When the old woman returns, she holds a stack of notebooks, Fulton’s cherished Fontaines, wrapped loosely in a shred of stained leather. The sacred scrolls, of course. What did she do? Lila Mae can see it: she’s removed some bricks from the back wall of the dumbwaiter shaft and opened up a shallow dark hole. Where the texts waited. They stand for a minute, the two colored women, face to face, a generation and two feet apart, djinns of dust whirling in the shafts of afternoon light between them. Lila Mae takes the notebooks into her hands. It’s a good weight. She asks, “What made you send out the packages?”

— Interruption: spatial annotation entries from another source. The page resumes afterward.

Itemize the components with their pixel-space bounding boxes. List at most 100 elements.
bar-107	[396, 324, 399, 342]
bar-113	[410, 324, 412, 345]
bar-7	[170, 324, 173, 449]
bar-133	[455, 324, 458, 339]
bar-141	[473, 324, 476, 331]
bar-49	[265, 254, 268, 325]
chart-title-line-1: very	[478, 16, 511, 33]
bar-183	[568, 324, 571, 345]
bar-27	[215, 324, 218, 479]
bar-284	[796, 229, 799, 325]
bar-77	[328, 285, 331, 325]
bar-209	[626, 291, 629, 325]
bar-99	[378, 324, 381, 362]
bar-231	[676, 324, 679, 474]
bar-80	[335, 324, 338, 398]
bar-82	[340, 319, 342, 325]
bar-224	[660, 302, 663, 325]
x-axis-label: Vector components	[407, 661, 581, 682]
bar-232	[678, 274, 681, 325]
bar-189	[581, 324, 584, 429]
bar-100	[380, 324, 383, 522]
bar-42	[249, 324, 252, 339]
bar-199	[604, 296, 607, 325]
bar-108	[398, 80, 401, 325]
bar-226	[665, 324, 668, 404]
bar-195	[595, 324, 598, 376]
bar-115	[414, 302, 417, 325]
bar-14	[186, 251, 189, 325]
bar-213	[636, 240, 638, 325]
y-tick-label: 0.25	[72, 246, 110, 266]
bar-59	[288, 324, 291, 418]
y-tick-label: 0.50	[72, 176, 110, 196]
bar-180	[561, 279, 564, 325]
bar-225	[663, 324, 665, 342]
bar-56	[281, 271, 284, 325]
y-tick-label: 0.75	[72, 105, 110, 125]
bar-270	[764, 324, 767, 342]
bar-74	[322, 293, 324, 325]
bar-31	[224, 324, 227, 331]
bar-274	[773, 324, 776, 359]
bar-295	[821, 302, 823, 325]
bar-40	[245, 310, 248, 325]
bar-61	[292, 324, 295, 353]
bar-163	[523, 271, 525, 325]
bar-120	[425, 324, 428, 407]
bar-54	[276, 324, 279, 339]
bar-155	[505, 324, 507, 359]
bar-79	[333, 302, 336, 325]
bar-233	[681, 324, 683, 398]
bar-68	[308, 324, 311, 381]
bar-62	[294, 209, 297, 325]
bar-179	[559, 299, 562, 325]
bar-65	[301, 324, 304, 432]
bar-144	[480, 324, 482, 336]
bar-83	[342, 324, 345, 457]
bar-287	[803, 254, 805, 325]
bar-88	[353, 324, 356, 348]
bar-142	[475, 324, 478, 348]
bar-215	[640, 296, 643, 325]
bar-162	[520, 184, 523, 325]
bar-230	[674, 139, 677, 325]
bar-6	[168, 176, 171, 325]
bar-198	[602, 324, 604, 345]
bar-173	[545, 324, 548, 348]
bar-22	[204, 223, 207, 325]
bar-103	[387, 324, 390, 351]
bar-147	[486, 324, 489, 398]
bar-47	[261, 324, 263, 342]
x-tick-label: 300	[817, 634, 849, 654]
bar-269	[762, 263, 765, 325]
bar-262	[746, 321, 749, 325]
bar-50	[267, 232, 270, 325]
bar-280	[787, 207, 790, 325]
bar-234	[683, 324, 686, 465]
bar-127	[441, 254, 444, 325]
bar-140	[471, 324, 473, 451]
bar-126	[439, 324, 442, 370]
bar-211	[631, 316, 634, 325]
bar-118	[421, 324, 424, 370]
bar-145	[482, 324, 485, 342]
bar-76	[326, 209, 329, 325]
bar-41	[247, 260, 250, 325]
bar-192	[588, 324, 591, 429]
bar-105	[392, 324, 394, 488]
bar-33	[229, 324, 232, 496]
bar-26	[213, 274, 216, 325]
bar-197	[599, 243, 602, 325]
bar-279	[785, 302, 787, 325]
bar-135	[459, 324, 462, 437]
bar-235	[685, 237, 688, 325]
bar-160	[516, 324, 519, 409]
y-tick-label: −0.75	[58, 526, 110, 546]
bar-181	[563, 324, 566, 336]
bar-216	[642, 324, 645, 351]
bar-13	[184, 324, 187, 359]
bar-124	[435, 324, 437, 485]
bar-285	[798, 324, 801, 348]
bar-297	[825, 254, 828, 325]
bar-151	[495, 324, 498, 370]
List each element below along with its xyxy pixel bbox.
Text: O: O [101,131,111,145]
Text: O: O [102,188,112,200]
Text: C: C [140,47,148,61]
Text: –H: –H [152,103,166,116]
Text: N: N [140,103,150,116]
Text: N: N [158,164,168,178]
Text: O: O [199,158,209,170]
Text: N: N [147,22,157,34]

The old woman says, “He left instructions. He said when I sent them out, someone would come.”

* * *

She got lucky the first place she checked out. She wanted to live in the colored part of the city after so long in the pale alien territory of the Institute. Graduation exercises done, Lila Mae was on her own. She needed a place to live because she had a job in the city. The first colored woman in the Department of Elevator Inspectors. She wanted to tell all the people on the sidewalk of her accomplishment, that old dignified lady on the stoop fanning herself with a newspaper, the steel-eyed cop on the corner with the sun in his buttons. That she’d made it through. The first woman of her race to earn a badge. Grab their shoulders and shake them. They wouldn’t care, of course. No one knew what kept this city up and climbing. They didn’t know her and it was the first hot day of summer.

It was the island’s colored neighborhood but it was not the colored town she’d grown up in. It had come into being overnight when the industrialists’ tunnels broke the surface and they laid a sign:
SUBWAY STOP HERE
. These rowhouses, tenements, the lines of them across the Island from river to river. That’s how the first tenants found this neighborhood and that’s how she found it. She emerged from the heat of the underground tunnel and pondered the intersection. Any street as viable as any other. Lila Mae randomly picked one amiable block. Halfway down, after dodging the white spray of an open fire hydrant, she saw the sign.
ROOMS FOR RENT
, the little afterthought
VACANCY
swinging on two iron hooks beneath it.